The Eads Bridge itself is quite an attraction. Completed in 1874, the Eads Bridge was the first St. Louis bridge over the Mississippi. The Dr. Martin Luther King Bridge is just to the north.
The Eads Bridge was the longest arch bridge in the world, upon its completion in 1874. It was also the first time steel was used in a major bridge project. The Eads was one of the first bridges to use pneumatic caissons in its construction--which basically means workers dug down to the bedrock, inside a pressurized chamber underneath the water. Because the chamber was pressurized, many workers suffered caisson disease (a.k.a. "the bends") when they resurfaced. 15 workers died, dozens more were sickened, in what was one of the first ever outbreaks of the disease.†
The Eads Bridge is a double-decker bridge, with trains (St.
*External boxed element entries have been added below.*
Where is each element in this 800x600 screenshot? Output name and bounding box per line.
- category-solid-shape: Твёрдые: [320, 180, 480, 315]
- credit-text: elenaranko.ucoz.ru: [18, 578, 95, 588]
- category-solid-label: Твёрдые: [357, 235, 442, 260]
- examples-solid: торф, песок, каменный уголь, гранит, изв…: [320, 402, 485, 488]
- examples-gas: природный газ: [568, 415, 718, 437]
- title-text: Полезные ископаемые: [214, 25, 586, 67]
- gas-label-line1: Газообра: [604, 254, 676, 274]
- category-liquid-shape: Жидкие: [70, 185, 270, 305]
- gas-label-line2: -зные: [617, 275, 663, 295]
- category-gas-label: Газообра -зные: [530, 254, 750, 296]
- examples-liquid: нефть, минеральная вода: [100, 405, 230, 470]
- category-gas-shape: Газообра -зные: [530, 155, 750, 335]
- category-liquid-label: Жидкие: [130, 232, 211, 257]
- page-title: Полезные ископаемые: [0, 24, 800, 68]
Louis' light rail system) running on the lower platform, and cars on top. The upper deck was in disrepair and closed for decades. Restoration in the early 2000's allowed the upper deck to be re-opened to cars, and a pedestrian walkway was added, giving you the chance to walk back into Illinois...
... and enjoy a great view of downtown St. Louis...
... and that fabulous arch, now bathed in the soft glow of twilight. The Arch is illuminated later at night, too, with huge spotlights.
To access the Eads Bridge pedestrian walkway, you must walk up to the same spot where vehicles enter the bridge. In other words, there's no way to access the walkway from the waterfront (a staircase or walkway connecting to the NPS parking garage would be a great addition, but for now, you'll have to walk).